Mimo że MSZ ostrzega przed wyjazdami do Sierra Leone, Gwinei, Liberii, Nigerii oraz Kenii. Do tego ostatniego państwa głównie ze względu na zagrożenie rabunkowe i terrorystyczne. Rodzimi turyści nie zmieniają jednak swoich planów urlopowych. Jak szacuje branża, w tym roku ich sprzedaż będzie podobna do tej z ubiegłego roku, kiedy zorganizowany urlop na tym kontynencie spędziło ok. 15 tys. Polaków. A może być jeszcze lepiej.
Wszystko wskazuje na to, że spadków w poziomie sprzedaży nie będzie. Mieliśmy taką obawę, ale ona już minęła. Była związana z tym, że przez ostatnie dwa tygodnie, do ostatniego weekendu, sprzedaż wycieczek do Afryki praktycznie wyhamowała. Obecnie znowu mamy rezerwacje, czyli wygląda na to, że Polacy zapomnieli o zagrożeniu albo już się z nim oswoili – tłumaczy Marek Andryszak, prezes biura TUI Poland, które w tym roku do Afryki planuje wysłać 2,5 tys. osób. – Mamy już sprzedane 15 proc. programu. To wynik taki sam jak przed rokiem – dodaje.
Rainbow Tours deklaruje nawet, że dynamika sprzedaży na kierunkach afrykańskich jest wyższa niż przed rokiem. –Kenia sprzedaje się nawet lepiej niż w 2013 r. Hitem są zwłaszcza programy połączone z safari – podkreśla Radomir Świderski z Rainbow Tours. Większe zainteresowanie kierunkiem obserwują też biura podróży, które specjalizują się w wyjazdach organizowanych na konkretne zamówienie klientów.

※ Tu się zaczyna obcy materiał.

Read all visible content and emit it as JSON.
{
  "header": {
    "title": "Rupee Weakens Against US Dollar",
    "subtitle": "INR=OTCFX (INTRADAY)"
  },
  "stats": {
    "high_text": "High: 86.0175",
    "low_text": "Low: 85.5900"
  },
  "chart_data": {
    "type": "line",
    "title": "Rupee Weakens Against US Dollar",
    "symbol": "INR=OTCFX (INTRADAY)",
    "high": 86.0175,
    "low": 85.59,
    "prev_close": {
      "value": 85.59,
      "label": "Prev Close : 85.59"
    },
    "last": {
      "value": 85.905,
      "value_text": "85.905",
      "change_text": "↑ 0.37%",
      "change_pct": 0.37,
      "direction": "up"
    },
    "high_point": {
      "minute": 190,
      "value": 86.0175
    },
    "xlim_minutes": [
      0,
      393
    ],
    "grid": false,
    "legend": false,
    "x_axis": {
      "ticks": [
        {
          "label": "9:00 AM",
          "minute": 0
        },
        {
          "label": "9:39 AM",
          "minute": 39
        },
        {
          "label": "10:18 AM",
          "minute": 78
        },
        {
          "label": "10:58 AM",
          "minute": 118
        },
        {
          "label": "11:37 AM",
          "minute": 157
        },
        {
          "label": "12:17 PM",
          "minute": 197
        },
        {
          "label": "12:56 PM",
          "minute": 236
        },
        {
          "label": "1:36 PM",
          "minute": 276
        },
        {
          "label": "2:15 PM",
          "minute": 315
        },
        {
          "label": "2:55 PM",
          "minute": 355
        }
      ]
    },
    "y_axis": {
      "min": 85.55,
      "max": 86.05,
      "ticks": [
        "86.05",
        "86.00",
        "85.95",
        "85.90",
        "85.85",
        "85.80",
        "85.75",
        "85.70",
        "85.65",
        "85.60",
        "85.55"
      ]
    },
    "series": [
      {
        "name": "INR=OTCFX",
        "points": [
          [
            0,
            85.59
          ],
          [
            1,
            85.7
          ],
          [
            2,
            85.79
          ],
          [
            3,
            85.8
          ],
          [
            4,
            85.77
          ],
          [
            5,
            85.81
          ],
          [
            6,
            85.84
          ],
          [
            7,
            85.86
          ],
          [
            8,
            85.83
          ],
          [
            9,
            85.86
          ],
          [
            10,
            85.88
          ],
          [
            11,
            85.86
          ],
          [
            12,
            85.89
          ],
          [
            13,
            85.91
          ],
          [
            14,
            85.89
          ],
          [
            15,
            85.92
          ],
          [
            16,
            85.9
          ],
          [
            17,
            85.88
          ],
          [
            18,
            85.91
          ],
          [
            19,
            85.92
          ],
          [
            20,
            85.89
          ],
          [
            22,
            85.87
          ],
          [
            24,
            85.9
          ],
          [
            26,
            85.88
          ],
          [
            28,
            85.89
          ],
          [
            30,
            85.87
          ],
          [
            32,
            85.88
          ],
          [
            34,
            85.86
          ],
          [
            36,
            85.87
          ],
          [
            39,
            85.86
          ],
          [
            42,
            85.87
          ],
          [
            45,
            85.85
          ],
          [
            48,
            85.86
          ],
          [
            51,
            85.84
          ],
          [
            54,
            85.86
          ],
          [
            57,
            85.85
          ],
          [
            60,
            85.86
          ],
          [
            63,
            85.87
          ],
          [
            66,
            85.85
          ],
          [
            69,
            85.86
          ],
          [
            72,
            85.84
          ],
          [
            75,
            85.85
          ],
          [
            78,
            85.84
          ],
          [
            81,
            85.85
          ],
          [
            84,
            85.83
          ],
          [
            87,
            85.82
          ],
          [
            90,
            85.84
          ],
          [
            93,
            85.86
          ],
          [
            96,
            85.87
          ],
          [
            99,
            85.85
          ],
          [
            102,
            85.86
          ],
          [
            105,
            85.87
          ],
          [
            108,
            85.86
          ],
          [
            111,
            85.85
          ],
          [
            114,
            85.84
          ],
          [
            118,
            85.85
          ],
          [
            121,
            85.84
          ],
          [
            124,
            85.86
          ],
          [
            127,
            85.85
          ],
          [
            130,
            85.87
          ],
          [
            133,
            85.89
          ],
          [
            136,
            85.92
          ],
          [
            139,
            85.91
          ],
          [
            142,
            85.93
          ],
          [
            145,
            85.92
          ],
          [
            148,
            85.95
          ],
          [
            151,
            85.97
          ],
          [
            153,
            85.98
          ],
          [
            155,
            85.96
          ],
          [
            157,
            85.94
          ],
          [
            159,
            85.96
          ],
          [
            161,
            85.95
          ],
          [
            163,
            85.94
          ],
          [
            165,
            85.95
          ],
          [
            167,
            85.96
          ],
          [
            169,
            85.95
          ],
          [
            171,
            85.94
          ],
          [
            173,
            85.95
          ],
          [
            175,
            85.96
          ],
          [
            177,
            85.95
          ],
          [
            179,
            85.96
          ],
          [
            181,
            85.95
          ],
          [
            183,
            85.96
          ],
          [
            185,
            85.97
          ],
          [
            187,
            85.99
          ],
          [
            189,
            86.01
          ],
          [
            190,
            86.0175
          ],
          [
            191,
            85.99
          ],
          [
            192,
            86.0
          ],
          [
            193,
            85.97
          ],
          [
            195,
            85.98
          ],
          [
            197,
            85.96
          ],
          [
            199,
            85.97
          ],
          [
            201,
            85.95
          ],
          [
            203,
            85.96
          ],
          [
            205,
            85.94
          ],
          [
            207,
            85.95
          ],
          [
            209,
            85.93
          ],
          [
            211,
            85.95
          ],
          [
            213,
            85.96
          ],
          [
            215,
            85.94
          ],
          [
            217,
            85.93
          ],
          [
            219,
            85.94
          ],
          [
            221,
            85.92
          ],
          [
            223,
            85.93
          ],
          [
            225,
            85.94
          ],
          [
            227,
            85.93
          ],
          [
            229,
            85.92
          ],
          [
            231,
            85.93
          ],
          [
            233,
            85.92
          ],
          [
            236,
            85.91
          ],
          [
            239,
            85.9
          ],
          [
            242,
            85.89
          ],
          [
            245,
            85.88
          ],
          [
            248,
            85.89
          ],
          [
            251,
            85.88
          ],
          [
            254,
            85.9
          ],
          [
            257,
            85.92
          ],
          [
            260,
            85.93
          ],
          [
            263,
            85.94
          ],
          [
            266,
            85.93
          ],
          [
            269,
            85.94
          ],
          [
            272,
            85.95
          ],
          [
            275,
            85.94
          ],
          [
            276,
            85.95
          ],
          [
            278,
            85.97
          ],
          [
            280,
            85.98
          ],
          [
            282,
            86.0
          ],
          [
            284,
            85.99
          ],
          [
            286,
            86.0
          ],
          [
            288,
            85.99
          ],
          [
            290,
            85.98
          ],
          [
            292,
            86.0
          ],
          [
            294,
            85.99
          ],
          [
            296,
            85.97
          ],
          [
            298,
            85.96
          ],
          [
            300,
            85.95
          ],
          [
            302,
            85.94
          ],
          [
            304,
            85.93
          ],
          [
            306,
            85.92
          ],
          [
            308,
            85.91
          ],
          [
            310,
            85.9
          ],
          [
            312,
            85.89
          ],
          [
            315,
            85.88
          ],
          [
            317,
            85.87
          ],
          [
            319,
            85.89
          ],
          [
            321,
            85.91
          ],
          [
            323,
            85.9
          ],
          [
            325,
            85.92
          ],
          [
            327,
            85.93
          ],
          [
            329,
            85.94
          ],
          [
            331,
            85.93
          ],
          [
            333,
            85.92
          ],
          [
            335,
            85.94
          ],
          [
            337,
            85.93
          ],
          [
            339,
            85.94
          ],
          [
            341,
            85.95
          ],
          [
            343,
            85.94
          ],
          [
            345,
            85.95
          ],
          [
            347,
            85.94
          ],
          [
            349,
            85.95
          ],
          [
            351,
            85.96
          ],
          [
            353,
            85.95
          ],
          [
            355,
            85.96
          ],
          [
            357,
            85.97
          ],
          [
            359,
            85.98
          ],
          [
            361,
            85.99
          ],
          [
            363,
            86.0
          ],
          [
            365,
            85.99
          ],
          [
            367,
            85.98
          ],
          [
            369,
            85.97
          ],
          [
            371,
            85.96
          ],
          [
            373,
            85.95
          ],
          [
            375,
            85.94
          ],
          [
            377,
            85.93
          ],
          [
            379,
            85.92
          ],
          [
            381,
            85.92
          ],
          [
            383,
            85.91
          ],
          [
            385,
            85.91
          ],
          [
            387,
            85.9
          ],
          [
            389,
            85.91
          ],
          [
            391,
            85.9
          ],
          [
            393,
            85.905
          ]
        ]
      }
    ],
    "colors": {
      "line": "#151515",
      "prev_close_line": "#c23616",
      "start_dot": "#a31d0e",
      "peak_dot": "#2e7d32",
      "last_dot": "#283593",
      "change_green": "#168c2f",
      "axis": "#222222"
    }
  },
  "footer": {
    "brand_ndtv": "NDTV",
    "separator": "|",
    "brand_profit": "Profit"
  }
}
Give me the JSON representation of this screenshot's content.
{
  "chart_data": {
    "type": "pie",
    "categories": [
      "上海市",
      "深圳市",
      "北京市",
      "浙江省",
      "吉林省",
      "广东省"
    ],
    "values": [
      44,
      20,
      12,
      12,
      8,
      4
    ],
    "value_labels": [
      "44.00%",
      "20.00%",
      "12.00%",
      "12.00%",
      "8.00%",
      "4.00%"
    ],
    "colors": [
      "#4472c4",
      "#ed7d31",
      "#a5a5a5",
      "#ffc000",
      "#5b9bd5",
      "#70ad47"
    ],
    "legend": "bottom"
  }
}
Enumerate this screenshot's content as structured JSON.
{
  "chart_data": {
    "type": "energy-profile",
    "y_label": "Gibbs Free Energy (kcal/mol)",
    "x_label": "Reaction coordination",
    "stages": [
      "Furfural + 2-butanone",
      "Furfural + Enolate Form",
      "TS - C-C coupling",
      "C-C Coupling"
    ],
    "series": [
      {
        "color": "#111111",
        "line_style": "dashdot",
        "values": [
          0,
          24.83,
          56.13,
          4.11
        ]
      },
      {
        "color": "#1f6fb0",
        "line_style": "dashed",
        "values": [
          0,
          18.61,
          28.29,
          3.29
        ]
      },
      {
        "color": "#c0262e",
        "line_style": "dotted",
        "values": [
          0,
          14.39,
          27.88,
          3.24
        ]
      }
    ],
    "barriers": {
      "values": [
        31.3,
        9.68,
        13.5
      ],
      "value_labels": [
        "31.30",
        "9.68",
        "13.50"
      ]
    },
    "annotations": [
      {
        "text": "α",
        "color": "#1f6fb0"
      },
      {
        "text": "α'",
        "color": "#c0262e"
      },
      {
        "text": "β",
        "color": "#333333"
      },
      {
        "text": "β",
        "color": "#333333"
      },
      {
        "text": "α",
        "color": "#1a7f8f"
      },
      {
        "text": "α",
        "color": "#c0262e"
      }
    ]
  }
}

Doniesienia o wirusie nie spowodowały u naszych klientów żadnych nerwowych reakcji. W rezultacie żadna z osób, która za naszym pośrednictwem zaplanowała wyjazd, w tym rodziny z małymi dziećmi, nie zdecydowała się na jego odwołanie – zapewnia Tomasz Muchalski z biura Adventure Explorers. Jego zdaniem wynika to z tego, że turyści wybierający się w ten region są świadomi swojej decyzji, nie jest to ich pierwsza egzotyczna wyprawa, dlatego planując ją, nie opierają się wyłącznie na doniesieniach medialnych, ale też na własnym doświadczeniu.
Reklama
Michał Laskowski, dyrektor sprzedaży w Qtravel.pl, podkreśla, że kraje, w których w ostatnim czasie wykryto i oficjalnie potwierdzono epidemię gorączki krwotocznej, nie są jeszcze turystycznie eksplorowane przez naszych rodaków. – Można zaryzykować tezę, że Polacy, z małymi wyjątkami, w ogóle nie podróżują tam w celach turystycznych, a już na pewno nie w ruchu masowym i zorganizowanym. Najbliższy zarzewiu eboli jest region Gambii i Senegalu, ale epidemia tam jeszcze nie dotarła – podkreśla.
Eksperci podkreślają, że magnesem jest niższa niż przed rokiem cena wyjazdów. Przeceny sięgają nawet 20 proc. W efekcie wyjazdy do Gambii można znaleźć już od 2500 zł od osoby, a do Kenii – od 3500 zł. W ubiegłym roku za wczasy w Gambii trzeba było zapłacić 3500 zł od osoby. – Obecnie średnia wartość rezerwacji w Gambii to nieco ponad 4000 zł, a w Kenii – 8000 zł. Od poprzedniej jesieni do minionej wiosny było to odpowiednio 4400 zł i 8070 zł – mówi Radosław Damasiewicz z Travelplanet.pl.